Плодятся тени, заполняя ниши -
не амбразуры. Каждый первый - лишний,
и с каждым снегом тише голоса
ушедших без причины.
Тише, тише…
Блаженны те, кто твердо верит - нас-то
минует посвист зыбкой тишины.
Некрепко спят, объевшись белены,
адепты веры в полумеры, тьмы
шаги все тише. Под окном тюрьмы
хрустят осколки звездного балласта.
Шаги все ближе…
Нет надежней наста,
чем ветром опрокинутые сны.
***
эти тени под глазами эти медленные руки
нам не сдать зиме экзамен
нас не взяли на поруки
и не в жилу божья помощь
мало в детстве нас пороли
позывные и пароли растеряли не упомнишь
скоро сказка станет басней
вечный вечер смотрит волком
с каждым выдохом опасней на снегу хрустящем колком
наши горы наши горки
мы застряли в средней школе
не пойму о чем ты что ли этот кофе слишком горький
обнимающим друг дружку
выжить бы не до блаженства
здесь мороз снимает стружку ради жести ради жеста
ветер бьется взвыл и замер
как в предчувствии разлуки
эти тени под глазами эти медленные руки
побелеет дом наш дачный
память снега все острее
круг вращается наждачный все быстрее и быстрее
***
И стал декабрь над городом.

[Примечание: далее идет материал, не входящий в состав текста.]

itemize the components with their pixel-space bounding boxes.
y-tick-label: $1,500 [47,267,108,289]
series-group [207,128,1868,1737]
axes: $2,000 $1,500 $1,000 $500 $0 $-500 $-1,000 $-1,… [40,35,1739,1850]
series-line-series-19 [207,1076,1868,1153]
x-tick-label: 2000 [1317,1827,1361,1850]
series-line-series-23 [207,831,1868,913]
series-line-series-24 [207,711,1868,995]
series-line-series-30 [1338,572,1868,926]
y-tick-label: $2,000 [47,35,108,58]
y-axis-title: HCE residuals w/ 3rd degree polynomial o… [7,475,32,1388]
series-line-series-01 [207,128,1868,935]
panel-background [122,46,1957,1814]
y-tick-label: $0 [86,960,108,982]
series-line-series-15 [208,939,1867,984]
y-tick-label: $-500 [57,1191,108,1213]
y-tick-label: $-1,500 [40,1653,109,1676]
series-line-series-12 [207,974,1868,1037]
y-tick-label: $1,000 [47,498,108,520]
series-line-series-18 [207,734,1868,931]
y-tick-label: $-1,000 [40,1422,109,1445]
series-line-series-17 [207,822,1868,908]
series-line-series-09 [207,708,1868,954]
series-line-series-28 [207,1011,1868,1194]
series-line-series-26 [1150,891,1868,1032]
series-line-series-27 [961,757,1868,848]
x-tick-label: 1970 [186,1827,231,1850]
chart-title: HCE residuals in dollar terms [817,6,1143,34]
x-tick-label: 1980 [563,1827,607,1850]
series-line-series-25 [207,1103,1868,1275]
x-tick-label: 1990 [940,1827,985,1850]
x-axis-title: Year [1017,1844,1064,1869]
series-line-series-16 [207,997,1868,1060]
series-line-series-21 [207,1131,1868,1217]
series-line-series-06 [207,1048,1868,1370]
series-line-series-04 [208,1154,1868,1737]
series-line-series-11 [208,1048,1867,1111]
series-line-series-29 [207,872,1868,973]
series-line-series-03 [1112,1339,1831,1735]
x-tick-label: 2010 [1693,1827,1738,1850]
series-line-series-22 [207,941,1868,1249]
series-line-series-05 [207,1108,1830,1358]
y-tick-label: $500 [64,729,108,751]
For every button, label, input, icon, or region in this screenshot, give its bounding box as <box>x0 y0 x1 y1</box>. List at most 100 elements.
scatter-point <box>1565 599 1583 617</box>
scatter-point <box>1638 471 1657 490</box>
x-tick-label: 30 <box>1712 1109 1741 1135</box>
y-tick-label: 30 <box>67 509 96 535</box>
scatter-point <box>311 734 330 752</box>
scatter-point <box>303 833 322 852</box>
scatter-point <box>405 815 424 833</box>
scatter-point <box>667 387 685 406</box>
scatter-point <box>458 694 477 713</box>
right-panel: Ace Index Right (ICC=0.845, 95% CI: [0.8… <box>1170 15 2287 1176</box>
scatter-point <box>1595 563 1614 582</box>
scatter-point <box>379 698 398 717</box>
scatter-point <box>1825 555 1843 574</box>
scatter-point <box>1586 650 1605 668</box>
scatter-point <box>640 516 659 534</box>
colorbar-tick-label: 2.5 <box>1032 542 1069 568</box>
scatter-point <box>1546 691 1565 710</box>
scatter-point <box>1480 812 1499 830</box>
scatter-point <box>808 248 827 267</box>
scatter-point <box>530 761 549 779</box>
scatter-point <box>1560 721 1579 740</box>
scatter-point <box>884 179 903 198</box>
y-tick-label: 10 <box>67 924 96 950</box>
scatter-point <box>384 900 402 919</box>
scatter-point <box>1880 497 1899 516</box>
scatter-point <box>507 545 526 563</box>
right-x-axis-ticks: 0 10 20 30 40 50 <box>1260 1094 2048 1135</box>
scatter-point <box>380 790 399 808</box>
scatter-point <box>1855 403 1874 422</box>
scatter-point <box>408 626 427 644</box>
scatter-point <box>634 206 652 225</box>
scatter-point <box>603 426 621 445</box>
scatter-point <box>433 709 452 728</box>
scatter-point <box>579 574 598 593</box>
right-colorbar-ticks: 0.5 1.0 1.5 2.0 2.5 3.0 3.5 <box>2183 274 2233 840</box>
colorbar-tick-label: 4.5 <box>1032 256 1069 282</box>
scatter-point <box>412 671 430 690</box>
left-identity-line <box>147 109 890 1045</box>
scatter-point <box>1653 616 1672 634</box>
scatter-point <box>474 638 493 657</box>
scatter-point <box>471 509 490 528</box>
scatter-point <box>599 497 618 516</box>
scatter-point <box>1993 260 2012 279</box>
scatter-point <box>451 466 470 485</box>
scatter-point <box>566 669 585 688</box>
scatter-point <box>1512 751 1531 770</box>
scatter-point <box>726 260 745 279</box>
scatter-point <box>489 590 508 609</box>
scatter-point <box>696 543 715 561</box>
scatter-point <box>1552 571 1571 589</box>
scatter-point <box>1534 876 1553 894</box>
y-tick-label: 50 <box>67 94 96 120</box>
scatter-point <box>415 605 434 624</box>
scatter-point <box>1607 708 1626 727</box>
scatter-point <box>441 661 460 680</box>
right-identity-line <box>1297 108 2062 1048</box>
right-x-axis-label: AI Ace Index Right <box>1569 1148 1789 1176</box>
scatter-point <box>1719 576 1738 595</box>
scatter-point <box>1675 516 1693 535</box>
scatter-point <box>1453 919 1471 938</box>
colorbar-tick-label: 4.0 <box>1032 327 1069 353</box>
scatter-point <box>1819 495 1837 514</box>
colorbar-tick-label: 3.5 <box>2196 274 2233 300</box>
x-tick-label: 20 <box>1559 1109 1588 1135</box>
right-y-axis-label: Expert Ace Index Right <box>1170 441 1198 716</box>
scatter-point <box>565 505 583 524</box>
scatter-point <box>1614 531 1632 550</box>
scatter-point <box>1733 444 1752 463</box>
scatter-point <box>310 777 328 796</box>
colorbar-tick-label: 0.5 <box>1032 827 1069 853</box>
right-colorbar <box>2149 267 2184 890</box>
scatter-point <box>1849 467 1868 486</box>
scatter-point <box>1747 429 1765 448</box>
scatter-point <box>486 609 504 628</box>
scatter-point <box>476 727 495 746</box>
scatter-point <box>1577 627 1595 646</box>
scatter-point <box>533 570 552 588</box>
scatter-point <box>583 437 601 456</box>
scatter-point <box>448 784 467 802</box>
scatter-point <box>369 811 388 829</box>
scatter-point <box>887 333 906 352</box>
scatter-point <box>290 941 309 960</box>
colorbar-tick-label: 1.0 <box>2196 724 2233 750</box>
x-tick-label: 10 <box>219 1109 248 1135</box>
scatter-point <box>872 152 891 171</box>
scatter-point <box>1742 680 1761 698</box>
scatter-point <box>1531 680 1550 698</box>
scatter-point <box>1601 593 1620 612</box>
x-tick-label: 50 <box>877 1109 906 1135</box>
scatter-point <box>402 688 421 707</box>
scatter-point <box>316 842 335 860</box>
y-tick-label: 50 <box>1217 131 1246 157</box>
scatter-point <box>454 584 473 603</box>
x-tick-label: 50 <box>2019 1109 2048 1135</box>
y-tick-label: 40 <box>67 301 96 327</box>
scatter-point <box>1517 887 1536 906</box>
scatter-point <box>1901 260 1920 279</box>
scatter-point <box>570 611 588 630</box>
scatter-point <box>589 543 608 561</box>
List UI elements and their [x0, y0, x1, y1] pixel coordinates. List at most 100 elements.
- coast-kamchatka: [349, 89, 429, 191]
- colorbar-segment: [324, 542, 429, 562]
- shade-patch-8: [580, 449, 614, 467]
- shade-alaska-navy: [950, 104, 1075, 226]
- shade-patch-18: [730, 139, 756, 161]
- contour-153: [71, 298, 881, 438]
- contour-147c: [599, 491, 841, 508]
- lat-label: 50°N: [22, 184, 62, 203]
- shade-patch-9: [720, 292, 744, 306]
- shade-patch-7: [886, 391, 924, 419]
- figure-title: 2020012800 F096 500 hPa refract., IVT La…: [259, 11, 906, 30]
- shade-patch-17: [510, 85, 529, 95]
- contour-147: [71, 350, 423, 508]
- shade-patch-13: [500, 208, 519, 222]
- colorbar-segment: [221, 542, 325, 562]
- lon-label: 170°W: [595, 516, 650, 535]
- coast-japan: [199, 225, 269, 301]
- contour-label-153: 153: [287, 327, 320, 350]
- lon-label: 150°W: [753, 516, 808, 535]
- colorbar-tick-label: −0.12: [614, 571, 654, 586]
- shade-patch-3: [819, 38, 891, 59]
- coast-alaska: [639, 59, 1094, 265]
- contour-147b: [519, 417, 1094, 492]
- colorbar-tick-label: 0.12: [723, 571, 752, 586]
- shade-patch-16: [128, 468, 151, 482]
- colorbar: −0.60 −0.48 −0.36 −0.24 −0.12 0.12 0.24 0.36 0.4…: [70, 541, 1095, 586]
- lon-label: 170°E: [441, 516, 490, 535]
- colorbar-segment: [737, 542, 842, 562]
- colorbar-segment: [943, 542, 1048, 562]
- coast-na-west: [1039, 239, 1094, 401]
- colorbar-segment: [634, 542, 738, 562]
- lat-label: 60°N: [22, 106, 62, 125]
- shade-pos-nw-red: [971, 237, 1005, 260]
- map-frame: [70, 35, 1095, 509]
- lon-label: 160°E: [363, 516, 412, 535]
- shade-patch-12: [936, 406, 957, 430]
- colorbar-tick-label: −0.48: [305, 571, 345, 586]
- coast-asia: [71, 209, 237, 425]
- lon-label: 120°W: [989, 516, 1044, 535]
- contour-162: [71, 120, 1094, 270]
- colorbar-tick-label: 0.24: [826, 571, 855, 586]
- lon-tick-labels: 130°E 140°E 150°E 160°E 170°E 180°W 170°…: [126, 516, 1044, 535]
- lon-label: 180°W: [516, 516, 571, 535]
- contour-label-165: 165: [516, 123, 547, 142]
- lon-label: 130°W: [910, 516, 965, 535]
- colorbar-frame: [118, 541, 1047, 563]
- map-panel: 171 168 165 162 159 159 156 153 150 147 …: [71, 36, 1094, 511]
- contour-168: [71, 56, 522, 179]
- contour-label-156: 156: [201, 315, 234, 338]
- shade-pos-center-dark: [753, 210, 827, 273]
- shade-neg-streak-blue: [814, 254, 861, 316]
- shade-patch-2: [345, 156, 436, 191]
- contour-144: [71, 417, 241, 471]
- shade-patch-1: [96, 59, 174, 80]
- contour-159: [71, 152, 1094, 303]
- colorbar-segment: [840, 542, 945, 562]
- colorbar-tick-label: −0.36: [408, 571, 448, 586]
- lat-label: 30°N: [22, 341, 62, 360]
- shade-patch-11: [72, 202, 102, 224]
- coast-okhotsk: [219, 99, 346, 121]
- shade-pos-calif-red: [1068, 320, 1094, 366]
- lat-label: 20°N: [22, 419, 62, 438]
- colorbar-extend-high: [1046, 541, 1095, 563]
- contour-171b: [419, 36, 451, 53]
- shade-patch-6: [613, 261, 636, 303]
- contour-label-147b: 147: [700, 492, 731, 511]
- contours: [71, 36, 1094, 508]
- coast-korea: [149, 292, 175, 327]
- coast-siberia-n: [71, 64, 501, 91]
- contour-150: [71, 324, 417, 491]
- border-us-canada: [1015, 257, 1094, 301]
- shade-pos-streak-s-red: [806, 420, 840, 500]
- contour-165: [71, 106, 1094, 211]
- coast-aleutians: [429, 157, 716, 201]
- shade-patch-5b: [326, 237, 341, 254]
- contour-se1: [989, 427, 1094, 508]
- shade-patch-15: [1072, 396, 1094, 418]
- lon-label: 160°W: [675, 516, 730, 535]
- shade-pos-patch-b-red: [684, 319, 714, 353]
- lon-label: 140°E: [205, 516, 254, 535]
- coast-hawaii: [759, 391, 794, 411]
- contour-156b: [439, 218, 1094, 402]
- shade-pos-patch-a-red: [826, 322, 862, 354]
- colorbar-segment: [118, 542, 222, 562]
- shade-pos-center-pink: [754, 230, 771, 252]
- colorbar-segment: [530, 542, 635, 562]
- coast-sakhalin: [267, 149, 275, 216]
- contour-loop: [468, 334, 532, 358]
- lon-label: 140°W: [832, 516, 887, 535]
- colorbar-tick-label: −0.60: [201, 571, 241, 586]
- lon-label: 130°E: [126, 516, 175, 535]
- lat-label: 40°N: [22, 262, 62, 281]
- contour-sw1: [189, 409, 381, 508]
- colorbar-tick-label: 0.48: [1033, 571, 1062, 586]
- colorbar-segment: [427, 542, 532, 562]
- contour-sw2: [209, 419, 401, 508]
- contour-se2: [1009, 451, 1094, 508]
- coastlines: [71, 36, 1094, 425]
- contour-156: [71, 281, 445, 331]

В лотках
дымятся шашлыки, но чай - не греет.
Старухи в наспех связанных платках
торгуют всякой всячиною, ею
они кормиться будут до весны
и умирать - безропотно и просто,
не выдержав безмолвной белизны…
Страна в сугробах, мы ей не по росту.
Ей - запрягать и снова в дальний путь,
спасать Фому, не спасшего Ярему.
Нам - на стекло узорчатое дуть
и пульс сверять по впадинам яремным,
где голову случилось приклонить,
а не случилось - так обнять и плакать.
Пусть шар земной за тоненькую нить
не удержать, так хоть стекло залапать.
Не нам стенать, что жизнь не удалась,
таким не одиноким в поле чистом -
здесь только снега безгранична власть
и снегирей, приравненных к путчистам.
Зима полгода, правила просты -
верь в свет в окошке, не в огни таможен
и просто чаще проверяй посты.
Ползи к своим, хоть трижды обморожен.